In middle-income countries women are more likely to work after they wed, but many quit permanently after becoming mothers. For example, in Latin America, 38% of working women leave the labour force after having a child, and 37% are still out a decade later. As a result, the overall employment gap in these countries is little different from that in low-income ones.

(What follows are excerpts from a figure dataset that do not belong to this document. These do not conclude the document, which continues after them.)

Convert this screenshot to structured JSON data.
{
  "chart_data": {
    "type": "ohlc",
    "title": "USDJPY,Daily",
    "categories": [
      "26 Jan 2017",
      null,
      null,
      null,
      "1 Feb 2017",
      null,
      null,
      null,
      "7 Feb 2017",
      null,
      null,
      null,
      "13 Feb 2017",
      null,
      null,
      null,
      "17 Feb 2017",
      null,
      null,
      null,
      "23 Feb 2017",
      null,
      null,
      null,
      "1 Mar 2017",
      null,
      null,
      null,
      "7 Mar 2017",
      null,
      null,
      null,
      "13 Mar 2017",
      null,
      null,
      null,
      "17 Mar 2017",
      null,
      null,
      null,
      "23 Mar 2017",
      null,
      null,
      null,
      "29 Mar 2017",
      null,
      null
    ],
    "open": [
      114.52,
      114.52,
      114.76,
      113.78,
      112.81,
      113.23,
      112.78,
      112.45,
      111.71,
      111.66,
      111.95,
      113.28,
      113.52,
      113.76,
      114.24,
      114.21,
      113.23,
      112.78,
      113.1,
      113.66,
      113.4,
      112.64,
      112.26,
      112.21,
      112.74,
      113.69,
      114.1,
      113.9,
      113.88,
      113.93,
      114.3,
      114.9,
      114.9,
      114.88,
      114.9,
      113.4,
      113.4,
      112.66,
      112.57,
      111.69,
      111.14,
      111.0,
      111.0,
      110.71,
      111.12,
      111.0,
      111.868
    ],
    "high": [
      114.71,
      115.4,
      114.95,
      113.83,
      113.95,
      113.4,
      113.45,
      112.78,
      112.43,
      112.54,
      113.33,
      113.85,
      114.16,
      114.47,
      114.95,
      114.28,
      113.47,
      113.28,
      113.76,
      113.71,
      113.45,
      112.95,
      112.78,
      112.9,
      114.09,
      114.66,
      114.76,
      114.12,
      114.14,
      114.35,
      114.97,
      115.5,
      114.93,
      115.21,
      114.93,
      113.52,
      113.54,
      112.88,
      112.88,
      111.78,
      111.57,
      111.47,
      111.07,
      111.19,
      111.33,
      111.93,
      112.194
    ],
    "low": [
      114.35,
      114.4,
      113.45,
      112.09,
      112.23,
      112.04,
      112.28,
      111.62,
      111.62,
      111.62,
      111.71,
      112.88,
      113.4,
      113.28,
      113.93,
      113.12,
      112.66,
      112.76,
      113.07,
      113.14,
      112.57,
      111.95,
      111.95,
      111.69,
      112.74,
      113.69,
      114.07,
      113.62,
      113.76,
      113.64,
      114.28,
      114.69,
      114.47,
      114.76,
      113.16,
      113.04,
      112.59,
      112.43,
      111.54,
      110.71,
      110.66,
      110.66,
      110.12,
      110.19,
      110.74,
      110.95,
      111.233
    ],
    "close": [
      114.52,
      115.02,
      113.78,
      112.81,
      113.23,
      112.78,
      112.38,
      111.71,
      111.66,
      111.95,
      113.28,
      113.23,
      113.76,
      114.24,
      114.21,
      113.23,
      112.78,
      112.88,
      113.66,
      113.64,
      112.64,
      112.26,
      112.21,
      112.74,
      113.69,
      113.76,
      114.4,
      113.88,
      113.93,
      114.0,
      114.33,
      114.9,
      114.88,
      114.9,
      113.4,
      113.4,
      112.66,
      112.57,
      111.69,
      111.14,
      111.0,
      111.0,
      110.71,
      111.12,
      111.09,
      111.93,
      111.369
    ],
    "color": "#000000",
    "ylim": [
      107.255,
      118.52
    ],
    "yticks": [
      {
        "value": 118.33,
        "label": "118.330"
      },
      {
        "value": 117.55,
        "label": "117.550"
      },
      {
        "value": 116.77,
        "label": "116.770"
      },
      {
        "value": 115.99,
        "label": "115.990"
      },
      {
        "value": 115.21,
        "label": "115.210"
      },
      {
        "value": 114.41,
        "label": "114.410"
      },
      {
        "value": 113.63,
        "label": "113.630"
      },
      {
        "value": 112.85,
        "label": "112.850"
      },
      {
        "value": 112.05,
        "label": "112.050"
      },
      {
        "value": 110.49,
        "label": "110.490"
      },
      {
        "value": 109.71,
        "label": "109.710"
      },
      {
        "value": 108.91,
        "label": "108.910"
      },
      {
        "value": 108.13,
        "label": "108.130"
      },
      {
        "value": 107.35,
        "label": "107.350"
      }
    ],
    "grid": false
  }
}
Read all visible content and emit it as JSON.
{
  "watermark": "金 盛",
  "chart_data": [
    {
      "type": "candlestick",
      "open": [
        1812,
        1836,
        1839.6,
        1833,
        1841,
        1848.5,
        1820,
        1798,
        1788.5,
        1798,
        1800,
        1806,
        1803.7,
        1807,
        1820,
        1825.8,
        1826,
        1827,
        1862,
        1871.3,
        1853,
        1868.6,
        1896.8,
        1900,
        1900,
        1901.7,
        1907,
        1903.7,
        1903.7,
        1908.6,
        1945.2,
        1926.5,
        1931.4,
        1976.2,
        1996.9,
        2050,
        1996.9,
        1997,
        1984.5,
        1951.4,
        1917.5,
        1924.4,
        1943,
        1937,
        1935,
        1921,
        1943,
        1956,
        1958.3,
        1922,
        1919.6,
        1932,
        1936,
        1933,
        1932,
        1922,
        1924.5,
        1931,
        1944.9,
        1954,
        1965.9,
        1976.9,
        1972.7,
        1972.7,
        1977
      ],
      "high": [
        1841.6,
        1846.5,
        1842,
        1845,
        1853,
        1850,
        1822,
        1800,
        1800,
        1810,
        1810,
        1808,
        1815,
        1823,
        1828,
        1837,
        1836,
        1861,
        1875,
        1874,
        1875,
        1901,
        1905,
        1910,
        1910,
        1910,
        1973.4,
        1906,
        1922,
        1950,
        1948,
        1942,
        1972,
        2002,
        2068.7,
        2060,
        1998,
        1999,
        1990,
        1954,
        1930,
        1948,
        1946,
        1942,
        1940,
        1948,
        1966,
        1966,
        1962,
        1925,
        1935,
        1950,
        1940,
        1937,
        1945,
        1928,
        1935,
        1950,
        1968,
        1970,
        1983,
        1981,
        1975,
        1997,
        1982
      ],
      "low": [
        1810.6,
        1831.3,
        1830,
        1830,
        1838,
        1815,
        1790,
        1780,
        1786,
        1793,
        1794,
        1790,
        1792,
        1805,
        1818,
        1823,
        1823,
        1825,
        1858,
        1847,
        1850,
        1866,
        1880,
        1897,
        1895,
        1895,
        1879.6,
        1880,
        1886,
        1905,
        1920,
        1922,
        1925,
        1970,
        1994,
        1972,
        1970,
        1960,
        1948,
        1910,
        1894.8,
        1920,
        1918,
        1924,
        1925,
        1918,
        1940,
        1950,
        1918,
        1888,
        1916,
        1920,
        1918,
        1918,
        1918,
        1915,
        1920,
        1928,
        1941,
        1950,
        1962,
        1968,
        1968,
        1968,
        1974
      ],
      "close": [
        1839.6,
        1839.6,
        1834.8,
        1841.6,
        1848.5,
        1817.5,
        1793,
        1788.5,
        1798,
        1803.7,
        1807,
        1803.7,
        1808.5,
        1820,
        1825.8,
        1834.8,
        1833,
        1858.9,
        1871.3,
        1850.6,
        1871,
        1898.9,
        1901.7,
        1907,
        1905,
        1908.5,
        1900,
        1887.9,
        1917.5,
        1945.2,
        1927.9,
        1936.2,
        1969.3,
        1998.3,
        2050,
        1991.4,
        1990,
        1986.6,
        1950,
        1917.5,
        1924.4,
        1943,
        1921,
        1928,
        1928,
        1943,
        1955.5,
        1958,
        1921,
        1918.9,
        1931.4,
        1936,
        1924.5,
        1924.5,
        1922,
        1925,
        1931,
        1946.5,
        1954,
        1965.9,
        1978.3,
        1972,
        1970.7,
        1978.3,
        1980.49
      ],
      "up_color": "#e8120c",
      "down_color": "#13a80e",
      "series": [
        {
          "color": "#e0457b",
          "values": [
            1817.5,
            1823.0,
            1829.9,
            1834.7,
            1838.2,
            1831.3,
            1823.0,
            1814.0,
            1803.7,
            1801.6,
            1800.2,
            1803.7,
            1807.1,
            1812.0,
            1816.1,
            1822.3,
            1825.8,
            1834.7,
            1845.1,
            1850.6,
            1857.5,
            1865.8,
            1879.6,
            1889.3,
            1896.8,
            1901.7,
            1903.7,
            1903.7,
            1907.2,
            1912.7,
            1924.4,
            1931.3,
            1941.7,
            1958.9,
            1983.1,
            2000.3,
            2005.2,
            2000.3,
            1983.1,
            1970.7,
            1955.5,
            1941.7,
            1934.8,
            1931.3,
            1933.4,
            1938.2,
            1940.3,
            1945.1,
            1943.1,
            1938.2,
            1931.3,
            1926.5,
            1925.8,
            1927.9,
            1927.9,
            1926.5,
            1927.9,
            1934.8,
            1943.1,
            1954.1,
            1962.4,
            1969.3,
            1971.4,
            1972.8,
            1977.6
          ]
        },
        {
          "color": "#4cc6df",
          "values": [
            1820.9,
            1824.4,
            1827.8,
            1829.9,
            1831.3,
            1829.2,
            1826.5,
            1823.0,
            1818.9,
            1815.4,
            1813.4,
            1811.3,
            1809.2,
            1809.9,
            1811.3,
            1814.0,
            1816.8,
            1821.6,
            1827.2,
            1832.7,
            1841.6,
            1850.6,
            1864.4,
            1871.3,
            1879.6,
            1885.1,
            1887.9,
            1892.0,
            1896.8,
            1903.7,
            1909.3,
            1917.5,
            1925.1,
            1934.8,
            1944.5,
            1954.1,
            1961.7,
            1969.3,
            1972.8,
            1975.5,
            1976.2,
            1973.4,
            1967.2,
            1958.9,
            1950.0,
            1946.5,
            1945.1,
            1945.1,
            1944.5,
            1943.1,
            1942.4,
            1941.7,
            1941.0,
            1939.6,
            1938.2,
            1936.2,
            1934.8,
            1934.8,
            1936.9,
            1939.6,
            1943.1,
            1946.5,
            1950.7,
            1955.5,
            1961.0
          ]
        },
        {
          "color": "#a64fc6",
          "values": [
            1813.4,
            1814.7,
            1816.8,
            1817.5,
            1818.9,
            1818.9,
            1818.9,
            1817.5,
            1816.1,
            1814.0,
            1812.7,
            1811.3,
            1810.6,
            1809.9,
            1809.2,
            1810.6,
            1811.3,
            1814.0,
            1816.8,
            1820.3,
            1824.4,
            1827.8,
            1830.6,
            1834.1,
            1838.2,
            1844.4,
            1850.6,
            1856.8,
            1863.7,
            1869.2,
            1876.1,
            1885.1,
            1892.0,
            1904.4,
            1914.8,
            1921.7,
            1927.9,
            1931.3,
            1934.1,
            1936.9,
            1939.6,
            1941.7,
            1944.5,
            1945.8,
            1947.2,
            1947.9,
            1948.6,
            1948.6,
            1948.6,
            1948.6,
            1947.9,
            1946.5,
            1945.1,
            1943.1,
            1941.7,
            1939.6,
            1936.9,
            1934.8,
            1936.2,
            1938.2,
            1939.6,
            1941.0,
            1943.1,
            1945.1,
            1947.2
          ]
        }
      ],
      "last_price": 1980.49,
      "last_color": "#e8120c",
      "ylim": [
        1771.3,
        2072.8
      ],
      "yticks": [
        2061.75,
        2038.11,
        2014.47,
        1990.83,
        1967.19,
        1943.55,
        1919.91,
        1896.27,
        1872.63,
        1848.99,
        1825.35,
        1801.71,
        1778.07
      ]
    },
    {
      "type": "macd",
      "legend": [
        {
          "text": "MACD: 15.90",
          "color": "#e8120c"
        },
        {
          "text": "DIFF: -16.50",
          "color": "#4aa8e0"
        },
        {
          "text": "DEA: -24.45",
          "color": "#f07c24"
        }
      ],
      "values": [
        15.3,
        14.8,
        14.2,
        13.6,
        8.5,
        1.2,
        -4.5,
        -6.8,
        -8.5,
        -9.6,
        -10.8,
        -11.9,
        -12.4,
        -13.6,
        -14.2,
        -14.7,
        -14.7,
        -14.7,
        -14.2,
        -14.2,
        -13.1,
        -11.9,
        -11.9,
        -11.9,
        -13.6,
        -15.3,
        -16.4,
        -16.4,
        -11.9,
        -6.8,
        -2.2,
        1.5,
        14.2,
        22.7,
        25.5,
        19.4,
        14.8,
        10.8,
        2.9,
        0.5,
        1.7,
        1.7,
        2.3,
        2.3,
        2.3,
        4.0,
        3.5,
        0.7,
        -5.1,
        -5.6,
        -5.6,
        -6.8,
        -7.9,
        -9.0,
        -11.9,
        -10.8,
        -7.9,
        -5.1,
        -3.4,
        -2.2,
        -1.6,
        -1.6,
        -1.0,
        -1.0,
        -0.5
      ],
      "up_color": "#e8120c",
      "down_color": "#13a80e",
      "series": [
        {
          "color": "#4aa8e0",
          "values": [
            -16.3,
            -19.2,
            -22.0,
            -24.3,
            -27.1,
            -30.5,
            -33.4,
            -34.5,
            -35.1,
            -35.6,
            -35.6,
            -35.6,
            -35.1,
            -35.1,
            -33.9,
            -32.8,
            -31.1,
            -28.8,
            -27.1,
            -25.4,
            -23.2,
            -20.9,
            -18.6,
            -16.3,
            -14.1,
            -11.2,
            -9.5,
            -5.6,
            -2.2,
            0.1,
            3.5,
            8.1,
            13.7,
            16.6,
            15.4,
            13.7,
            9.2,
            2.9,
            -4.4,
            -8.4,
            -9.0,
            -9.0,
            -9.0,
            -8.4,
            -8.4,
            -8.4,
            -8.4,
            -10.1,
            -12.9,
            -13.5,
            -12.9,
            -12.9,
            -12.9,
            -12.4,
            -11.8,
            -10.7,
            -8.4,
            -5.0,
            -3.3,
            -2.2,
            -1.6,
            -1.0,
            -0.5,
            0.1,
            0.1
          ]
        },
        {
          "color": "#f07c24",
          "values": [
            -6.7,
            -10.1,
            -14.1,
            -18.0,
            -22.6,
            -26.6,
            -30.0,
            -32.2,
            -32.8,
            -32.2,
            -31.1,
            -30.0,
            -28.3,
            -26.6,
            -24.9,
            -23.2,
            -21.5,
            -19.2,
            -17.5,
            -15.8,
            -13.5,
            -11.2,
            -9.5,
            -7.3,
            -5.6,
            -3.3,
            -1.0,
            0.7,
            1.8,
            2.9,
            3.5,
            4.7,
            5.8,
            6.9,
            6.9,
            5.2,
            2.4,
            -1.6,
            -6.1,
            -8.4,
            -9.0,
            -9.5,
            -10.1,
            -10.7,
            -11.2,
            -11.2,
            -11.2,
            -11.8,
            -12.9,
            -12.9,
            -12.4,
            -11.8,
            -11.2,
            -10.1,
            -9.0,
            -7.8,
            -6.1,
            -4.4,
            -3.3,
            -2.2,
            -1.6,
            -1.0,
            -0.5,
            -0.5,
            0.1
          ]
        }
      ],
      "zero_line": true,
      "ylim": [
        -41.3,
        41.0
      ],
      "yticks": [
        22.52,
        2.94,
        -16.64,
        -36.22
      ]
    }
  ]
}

Many mothers leave work because doing so makes economic sense. “There is no point in going back four or five days a week, because I would have about £100 [$127] a month left after child-care,” says Alison Greatorex, a mother in Surrey who has not returned to work since the birth of her two-year-old child. Cultural norms also have an effect. The International Labour Organisation, a UN agency, estimated that in 2018 606m working-age women across the world were unable to consider employment because of family care duties, against only 41m men. In a previous, smaller international study, the LSE and Princeton authors found that women whose mothers stayed at home were more likely to do the same.
With labour markets in the rich world and many other countries tight, many policymakers are seeking ways to get mothers back to work. Like Britain, Austria, Germany and the Netherlands are all planning to reform child-care subsidies or parental leave. In 2021 Canada began offering subsidised child care for just C$10 ($7.50) per day. Japan is restructuring tax incentives to nudge women into work. Last year Jordan set a goal of doubling women’s labour-force participation by 2033, and has set about expanding child-care subsidies for working mothers.
Research published by the World Bank last year looked at 95 countries and found that women’s labour-force participation rose 4%, on average, five years after a country enacted child-care laws. But interventions can also go wrong. Parents in Canada and Germany struggle with long waiting lists for nursery places. A previous expansion of Britain’s child-care entitlements led to a reduction in supply because the government, newly responsible for how much providers were paid, was too stingy. Shifting high costs to taxpayers, though, may strip the system of useful incentives to control them.
Regardless, 4% is a small effect relative to the yawning gap between men’s and women’s employment. And women’s participation in labour markets is close to flatlining. According to the World Economic Forum, at the current rate of change it would take another 170 years for the global economic gender gap to close.